Production:  Onstage Woodward’s Grease

When:  March 26-29 & April 3 & 4, 2015 (8 performances total)

Onstage Woodward’s production of Grease was the first musical theatre production in Woodward to feature Revelation & Co dancers. Ranging in age from 10 – 13, five of our own braved the theatre stage for their premiere performance. While four of our dancers (Ava Bogdahn, Macy Duncan, Kourtlen Dunlap, and Clarissa Elliott) were featured in the large full cast musical numbers, Eve Spaeth was cast in the small but sassy role of Cha-Cha. Revelation & Co owner and instructor, TeNeil Spaeth, was the production’s choreographer and was also featured in the dance contest scene.

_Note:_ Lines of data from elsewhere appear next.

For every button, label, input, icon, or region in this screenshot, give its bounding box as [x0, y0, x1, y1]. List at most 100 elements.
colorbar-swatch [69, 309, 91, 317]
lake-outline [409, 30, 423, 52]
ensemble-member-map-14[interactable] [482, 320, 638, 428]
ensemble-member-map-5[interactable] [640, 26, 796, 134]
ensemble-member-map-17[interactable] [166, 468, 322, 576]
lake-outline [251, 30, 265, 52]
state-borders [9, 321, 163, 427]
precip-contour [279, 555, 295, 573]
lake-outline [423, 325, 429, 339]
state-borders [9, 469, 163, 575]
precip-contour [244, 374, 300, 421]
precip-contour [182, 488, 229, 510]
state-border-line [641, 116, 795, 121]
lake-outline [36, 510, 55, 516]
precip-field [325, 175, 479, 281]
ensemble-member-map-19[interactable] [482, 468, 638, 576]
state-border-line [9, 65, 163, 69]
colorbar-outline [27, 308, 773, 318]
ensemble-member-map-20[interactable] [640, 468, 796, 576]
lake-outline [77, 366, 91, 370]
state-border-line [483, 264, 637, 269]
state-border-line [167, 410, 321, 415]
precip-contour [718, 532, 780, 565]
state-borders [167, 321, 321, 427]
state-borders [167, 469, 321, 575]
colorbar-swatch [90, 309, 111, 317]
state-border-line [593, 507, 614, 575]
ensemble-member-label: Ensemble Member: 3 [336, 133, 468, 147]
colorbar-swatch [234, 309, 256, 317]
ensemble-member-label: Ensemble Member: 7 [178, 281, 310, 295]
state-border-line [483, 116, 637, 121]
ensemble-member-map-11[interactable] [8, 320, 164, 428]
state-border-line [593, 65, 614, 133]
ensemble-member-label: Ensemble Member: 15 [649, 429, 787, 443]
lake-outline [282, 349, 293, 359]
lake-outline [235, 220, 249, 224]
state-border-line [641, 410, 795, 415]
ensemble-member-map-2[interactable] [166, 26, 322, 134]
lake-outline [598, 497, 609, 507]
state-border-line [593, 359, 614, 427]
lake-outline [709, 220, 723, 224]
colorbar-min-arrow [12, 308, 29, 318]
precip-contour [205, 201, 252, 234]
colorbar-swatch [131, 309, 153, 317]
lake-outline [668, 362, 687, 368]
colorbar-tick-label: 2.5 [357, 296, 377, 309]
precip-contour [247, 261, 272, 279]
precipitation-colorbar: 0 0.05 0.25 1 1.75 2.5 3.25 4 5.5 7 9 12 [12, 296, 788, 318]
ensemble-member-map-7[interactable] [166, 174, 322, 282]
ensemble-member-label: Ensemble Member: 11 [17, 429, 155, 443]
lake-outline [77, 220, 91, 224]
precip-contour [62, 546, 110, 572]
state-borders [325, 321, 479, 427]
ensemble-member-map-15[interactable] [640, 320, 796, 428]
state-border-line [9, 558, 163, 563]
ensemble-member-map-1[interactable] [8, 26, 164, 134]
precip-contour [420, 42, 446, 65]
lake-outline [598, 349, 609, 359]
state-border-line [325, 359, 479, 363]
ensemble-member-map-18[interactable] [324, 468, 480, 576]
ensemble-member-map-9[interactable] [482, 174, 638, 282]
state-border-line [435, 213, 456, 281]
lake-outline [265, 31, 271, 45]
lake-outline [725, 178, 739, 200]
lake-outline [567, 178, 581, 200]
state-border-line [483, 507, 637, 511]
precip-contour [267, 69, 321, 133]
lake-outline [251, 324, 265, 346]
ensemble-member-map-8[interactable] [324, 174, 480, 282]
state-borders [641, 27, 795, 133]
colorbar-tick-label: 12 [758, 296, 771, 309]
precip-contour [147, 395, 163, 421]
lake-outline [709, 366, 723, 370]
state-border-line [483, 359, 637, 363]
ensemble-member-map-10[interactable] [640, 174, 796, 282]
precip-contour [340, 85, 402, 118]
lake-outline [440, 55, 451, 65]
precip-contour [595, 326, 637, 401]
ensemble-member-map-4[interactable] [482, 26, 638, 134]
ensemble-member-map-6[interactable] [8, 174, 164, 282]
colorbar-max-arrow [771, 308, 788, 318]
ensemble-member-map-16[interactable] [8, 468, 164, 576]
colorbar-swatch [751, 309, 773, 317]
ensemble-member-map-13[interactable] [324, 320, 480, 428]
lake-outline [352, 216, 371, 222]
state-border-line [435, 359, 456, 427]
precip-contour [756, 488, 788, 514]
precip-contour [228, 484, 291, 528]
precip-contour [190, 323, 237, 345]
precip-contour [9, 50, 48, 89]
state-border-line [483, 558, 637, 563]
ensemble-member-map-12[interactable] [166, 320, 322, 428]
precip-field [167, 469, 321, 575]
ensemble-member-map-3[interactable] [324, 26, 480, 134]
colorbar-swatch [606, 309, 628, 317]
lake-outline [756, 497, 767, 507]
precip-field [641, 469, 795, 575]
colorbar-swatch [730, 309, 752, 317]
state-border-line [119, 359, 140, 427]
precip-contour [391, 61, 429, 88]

Some of the lessons learned during the maiden voyage into the realm of large musical theatre productions:

  1. Late nights are required.  Many of them.
  2. Fast food is required. Often.
  3. Coffee is required (for us older individuals, anyway). In large quantities.
  4. Those who dance and sing together will stay lifelong friends.
  5. Memory-making will be had. It is inevitable. Memories that encompass all the emotions – ranging from exhaustion to euphoria.
  6. More late nights are required. And more after that.
  7. More fast food is required. And more after that.
  8. Modesty is something of which dancers and musical theatre performers have only heard. Hello, quick changes.
  9. Nothing (And we mean NOTHING) beats performing for a sold out crowd that is purposely there for you to entertain them. That give-and-take relationship between an audience and their performers is indescribable.  And addicting.
  10. Post-Show Depression is real. And is best described by this Urban Dictionary definition:

“The feeling after a musical is over and you realize you have no life. After putting months into making a show perfect, it is all over. It is a feeling of emptiness and sadness. Usually during the finale is when this begins. It can continue from then till weeks or months after the show is finished. You get little pangs when you see something that reminds you of the musical or when you are sitting at home on a night when you would usually be performing or rehearsing……It is really only understood by fellow theatre dorks.”

The only cure is to do another production, so bring it on.